Monopoly. At 9pm. We had finished dinner, the three of us, on a foldout table, and, with no plans, no events in the city, no desire to leave our gated apartment complex, we brought out a ragged Monopoly set and laid out the pieces. Within 25 minutes, we had our properties: orange and light blue vs. red and yellow vs. dark blue and the railroads. Money exchanged hands rapidly. After an hour, there was a winner, but nobody remembers who. The point was, after the game, after we packed it back in, after we brushed our teeth, after we tucked inside our mosquito nets, all of us thought the same thing: I haven't played that in years. 

I went to this roadside nursery yesterday. The seedlings and saplings were sequestered in black plastic bags, arrayed along the ground in formations that reminded me of Minesweeper. I tiptoed between them. Do you have any herbs? I asked the woman. She did, but only rosemary. Were there any other plants that were edible, or might produce edible fruit? She shook her head every time I pointed, and said, "No eat." The final accounting: 6 rosemary suckers and a clay basin for 12 dollars. The next day, I walked to a construction site along the road where a Pakistani had hired a crew to dig ditches for fiber optic cables. We asked him if we could take some of his dirt, then carried a 60 pound bag back to the apartment complex. The dirt was orange, nearly red, mud-water-and-scorched-earth. I plucked the rocks out of the dirt as I poured it into my clay basin, and then set the six rosemary plants. Postscript: They all died two weeks later.

I tried to learn how to cook, because when it got dark, I didn't feel comfortable walking outside, on our road, without lamp light, for fifteen minutes to the nearest restaurant. I made spicy pasta every day. On one heater, I poured water in a pot and set it to boil. On the other heater, I poured oil in a skillet and set it to simmer. When each was ready, I put pasta in the water and chopped garlic and pepper flakes in the oil. I moved the pasta from the pot to the skillet, and stirred it together. After dinner, I drank the leftover pasta water, and bottled the rest.

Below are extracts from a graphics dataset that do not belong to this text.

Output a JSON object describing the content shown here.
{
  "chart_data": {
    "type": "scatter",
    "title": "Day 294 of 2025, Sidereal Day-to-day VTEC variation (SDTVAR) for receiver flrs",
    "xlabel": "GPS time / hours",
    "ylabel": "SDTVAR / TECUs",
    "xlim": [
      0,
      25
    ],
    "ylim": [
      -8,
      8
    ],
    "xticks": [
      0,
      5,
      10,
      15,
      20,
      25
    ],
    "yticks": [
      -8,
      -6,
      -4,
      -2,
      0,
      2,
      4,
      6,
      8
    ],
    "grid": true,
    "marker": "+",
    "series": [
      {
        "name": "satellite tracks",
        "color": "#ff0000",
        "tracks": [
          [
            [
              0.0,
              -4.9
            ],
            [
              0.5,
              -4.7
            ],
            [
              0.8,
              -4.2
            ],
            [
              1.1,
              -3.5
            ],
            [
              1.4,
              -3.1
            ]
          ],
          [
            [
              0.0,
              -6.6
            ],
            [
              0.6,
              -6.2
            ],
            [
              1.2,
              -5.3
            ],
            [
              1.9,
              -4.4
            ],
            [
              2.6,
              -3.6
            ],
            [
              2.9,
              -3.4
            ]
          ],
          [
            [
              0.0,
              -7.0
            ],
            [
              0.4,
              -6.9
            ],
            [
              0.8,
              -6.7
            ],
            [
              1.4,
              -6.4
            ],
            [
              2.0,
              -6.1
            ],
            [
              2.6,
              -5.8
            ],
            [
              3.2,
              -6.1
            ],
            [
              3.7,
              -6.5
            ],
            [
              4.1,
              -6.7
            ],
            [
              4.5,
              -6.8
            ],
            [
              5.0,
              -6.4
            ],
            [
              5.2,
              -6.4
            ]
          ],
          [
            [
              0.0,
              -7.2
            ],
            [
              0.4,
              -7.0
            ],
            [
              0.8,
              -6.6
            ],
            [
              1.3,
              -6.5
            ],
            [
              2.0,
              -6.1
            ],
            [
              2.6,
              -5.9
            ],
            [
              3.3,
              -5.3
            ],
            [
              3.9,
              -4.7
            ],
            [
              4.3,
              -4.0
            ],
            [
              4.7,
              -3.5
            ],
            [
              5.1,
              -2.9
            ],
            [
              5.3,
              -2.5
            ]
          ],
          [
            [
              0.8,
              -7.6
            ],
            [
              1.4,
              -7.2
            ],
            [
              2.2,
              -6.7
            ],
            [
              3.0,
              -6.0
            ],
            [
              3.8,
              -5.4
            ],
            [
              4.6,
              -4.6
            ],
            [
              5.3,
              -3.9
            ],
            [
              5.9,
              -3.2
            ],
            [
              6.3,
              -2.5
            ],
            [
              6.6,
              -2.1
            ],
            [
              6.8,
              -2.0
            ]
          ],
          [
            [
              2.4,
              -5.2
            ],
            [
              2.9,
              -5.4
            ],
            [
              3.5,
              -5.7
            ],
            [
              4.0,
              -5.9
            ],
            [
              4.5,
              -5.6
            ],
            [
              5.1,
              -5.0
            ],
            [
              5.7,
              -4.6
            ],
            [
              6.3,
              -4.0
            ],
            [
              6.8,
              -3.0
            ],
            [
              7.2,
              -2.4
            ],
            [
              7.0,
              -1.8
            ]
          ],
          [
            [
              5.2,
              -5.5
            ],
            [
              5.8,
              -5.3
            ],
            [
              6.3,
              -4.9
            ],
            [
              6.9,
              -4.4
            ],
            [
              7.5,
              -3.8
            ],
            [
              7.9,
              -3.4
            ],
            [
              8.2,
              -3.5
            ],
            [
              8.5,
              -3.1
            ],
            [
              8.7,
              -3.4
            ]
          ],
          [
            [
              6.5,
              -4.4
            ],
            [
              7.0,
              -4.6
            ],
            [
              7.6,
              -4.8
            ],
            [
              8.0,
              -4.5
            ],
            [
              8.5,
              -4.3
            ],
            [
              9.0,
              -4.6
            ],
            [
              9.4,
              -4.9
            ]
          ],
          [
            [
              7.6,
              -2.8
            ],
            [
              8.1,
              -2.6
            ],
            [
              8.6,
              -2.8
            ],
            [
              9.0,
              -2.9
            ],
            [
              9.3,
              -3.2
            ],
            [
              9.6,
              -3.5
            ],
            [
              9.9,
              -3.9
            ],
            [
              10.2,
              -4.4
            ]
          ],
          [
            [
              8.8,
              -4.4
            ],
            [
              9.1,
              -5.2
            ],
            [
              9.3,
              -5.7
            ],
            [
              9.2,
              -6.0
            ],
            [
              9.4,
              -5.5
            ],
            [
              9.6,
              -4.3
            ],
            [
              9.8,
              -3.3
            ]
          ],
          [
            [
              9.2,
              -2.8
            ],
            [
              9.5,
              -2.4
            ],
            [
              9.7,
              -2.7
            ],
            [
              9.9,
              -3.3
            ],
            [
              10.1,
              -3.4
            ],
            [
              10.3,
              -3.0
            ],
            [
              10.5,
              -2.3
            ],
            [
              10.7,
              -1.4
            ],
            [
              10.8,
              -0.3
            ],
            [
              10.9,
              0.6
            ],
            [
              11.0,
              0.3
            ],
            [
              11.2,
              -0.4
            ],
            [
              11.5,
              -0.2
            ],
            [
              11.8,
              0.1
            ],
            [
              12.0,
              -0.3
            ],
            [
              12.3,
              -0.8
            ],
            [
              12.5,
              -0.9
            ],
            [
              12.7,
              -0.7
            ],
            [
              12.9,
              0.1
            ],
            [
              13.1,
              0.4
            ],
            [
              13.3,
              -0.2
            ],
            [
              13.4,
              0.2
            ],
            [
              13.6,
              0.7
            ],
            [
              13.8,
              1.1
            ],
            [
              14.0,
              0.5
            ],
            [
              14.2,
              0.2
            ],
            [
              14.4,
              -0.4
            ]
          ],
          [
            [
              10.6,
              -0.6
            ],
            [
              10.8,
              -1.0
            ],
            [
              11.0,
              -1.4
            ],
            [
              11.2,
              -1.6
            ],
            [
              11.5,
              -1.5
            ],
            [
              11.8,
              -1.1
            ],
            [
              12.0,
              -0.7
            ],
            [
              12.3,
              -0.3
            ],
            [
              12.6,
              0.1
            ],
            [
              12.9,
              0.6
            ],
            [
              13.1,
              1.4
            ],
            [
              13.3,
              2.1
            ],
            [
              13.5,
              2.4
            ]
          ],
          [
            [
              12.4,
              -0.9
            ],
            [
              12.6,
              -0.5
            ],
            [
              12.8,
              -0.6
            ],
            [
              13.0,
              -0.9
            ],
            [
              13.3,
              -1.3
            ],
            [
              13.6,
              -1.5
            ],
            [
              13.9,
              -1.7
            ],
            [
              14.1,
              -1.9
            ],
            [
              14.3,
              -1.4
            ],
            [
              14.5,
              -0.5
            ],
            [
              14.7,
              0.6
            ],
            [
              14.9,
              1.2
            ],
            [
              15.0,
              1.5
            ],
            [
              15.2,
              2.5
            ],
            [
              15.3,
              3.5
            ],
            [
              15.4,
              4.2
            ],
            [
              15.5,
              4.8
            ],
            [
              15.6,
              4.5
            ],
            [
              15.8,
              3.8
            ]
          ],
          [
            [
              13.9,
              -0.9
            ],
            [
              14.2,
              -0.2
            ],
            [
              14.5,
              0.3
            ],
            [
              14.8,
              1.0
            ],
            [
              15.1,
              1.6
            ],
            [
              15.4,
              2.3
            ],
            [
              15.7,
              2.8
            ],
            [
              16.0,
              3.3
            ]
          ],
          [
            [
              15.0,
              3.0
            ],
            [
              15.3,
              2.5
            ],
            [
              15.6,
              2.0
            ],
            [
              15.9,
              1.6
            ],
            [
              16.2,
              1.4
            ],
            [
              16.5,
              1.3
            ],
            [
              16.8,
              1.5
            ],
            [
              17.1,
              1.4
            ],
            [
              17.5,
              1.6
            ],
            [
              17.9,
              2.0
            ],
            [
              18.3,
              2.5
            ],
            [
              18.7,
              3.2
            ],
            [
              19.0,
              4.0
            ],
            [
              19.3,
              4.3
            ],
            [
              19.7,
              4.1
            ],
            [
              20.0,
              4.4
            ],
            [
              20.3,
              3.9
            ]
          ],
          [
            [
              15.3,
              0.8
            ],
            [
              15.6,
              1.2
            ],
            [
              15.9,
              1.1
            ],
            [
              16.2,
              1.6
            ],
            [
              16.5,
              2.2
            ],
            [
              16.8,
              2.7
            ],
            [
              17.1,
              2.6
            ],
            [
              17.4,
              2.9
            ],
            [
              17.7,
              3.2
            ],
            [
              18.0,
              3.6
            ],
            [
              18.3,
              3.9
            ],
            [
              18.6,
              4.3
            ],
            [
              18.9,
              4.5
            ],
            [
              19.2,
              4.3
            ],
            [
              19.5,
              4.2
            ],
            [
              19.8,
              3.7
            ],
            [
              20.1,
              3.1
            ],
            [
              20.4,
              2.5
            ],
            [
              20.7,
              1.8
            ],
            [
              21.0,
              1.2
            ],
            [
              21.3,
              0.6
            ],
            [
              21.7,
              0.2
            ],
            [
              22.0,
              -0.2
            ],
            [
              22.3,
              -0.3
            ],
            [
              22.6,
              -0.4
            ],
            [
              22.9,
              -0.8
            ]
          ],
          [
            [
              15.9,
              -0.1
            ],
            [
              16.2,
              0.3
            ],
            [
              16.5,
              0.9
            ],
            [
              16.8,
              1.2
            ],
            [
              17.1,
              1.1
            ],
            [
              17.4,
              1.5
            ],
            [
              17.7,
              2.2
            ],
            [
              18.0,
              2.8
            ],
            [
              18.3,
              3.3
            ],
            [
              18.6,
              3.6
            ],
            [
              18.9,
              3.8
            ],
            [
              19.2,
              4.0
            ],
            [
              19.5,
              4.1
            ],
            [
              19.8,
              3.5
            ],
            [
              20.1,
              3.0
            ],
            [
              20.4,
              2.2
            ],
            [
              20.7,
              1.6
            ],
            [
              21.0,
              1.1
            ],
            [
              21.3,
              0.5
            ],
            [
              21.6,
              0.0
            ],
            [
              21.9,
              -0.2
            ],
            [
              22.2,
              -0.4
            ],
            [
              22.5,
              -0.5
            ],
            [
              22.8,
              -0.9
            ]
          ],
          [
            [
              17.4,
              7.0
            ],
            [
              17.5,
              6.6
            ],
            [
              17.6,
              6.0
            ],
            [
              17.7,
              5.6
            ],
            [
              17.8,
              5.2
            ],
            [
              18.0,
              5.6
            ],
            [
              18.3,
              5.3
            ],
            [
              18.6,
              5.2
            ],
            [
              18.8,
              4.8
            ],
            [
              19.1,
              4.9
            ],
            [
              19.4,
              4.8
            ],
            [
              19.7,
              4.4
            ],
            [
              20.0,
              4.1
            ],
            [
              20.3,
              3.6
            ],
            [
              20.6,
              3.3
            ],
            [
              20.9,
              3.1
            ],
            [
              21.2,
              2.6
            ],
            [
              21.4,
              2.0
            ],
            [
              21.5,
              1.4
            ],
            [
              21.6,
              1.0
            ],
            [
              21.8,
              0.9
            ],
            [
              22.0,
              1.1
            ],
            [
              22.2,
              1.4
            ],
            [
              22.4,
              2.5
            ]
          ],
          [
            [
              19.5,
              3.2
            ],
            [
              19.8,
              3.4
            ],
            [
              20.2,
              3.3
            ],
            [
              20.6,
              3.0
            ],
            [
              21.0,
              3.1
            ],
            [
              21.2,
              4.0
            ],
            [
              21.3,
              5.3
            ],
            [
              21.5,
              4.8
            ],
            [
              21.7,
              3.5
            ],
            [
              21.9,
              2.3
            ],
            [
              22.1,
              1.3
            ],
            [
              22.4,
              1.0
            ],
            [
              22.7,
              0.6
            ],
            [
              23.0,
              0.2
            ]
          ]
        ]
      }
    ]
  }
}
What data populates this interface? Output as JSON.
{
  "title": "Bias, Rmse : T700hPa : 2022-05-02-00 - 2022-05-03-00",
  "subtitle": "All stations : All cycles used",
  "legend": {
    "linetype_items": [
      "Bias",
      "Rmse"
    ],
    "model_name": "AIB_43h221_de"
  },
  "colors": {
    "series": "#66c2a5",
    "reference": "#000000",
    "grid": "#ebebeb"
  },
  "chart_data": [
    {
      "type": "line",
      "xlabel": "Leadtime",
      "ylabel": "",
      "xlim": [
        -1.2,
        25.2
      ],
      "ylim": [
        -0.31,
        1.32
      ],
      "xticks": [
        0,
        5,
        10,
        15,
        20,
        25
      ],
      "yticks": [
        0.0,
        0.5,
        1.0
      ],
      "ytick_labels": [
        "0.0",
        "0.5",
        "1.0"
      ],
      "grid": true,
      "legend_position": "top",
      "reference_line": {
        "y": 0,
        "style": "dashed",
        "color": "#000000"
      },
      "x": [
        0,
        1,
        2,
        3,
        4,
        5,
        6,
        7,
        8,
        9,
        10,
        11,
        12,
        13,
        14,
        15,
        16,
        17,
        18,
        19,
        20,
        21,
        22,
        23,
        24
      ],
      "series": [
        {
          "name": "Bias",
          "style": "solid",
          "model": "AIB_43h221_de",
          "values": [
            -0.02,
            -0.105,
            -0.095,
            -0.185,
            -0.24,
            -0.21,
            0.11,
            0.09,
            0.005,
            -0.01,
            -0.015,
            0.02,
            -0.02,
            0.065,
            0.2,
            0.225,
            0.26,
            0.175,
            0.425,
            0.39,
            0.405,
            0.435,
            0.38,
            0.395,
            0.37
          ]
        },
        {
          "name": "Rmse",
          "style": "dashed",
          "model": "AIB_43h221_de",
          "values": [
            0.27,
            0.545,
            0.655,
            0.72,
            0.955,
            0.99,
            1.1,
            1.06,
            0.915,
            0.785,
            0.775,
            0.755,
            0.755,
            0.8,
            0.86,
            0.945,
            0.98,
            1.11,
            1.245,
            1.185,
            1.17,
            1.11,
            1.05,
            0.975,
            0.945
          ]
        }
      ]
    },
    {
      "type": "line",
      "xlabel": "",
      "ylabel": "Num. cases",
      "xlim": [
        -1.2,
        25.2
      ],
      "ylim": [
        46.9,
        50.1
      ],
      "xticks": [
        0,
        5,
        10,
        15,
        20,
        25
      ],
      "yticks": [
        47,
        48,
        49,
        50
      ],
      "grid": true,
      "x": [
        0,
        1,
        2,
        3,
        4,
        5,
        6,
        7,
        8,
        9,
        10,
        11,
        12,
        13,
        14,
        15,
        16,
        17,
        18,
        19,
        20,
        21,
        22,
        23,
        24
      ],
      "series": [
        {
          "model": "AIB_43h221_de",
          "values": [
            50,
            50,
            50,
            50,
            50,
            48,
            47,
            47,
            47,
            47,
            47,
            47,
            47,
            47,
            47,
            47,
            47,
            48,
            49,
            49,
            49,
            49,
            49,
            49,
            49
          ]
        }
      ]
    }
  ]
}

The move. We piled it all into the car -- kitchen appliances, backpacks, yesterday's plantains, books, something so fragile I needed to hold it between my legs -- and drove down the road, a five minute drive, if that, to the new house. The one with the capacious kitchen. The commodious living room. Two bathrooms, two bedrooms, enough space outside for a lopsided, uneven basketball court, and a backup generator that powered the lights, even when the rolling blackouts arrived. The house was different. New. More intimate. We had to wear slippers for the linoleum floor. The closet wood was a dark liqueur. There was a refrigerator!